A Julio le conocí en mi segunda sesión.

Esa mañana entré en la sala menos asustado, pero con el cuerpo hecho una mierda después de la primera noche. Mi organismo había estado luchando en dos frentes: uno contra el cáncer y el otro reaccionando contra los productos que sentía como tóxicos. La batalla me había dejado exhausto tras seis horas de cama inquieta, plagado de escalofríos, sudores y malestar intestinal. Recibí el amanecer pletórico de asco.

Todavía no había terminado mi primer ciclo de cuatro sesiones y ya me sentía un veterano. Qué equivocado estaba.

Julio acudía cada mañana, según lo pautado, acompañado de un señor mayor. Se sentó a mi lado, dejando en el suelo el maletín negro que llevaba colgando de una correa.

—Hola —saludó, extendiendo su mano.

—Mateo —dije, apretándosela sin mucha convicción, clavándome los huesos de sus articulaciones.

—Metástasis cerebral estadio IV.

—¿Cómo?

—Lo que tengo —se señaló la sien—. Un tumor aquí dentro. Menos de diez por ciento de probabilidades de supervivencia en cinco años.

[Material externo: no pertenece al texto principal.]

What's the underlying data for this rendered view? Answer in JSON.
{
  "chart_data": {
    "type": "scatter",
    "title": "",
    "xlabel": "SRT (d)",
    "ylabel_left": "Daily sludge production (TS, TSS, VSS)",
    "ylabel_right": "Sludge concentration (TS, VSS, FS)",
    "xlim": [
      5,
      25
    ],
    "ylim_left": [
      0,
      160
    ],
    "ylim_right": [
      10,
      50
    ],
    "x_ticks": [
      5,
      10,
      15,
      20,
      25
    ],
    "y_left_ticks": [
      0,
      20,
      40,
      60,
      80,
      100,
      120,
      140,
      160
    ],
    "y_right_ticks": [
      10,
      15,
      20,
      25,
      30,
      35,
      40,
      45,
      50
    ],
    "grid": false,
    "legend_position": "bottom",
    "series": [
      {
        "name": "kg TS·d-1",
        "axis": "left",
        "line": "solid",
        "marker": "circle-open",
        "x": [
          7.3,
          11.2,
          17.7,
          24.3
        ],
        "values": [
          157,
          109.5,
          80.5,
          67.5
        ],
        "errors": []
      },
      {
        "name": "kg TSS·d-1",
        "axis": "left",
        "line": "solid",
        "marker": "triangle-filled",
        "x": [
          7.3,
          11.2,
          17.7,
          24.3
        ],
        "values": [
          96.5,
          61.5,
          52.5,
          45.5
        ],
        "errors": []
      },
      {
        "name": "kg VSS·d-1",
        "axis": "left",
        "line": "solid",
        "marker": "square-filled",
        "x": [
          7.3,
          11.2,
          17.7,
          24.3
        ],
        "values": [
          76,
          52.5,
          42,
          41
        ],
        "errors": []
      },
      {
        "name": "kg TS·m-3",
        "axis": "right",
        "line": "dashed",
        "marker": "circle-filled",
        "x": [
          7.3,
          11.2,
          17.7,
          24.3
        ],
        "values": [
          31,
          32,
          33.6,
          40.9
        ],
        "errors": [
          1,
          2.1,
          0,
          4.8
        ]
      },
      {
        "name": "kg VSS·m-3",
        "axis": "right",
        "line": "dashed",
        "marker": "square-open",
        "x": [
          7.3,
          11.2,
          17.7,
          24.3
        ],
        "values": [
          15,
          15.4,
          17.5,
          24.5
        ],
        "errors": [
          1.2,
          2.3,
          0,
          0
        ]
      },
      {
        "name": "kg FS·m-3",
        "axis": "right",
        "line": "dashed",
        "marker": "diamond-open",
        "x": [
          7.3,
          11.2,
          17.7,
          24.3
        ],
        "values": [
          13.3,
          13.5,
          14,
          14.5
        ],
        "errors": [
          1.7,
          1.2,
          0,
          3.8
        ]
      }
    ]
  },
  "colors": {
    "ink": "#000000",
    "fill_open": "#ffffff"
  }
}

—Lo siento —respondí mintiendo. Odio las personas que te echan encima la manta de sus pesares sin pedirte permiso.

—¿Y tú? —me preguntó, mientras se sentaba y extraía del maletín un IPad. Siempre me habían gustado esos cacharros, más por la forma que por su funcionalidad. Me parecían muy sexuales, como una prostituta de lujo.

—Metástasis por recidiva de un carcinoma embrionario —solté con voz profesional. Sorprende la facilidad con que los enfermos desarrollamos la aptitud para aprender terminologías complejas. Reconozco que la nomenclatura de los tumores es de una pronunciación bellísima. In-su-li-no-ma. Se te llena la boca de cáncer al deletrearla.

Julio tecleó en la pantalla del IPad y esperó unos segundos, atento a lo que leía.

—Bueno, estás jodido, aunque parece que no tanto como yo. Un quince por ciento. No está mal.

—Gracias, ya lo sabía —le dije con ganas de arrancarle el trasto ese de las manos y estrellárselo en la cara.

—Así que…

—Ya ves.

—Bueno.

—En fin…

Juanpe nos salvó del diálogo inercial que nos ocupaba. Enchufó dos bolsas al pecho de Julio y se marchó tarareando una canción.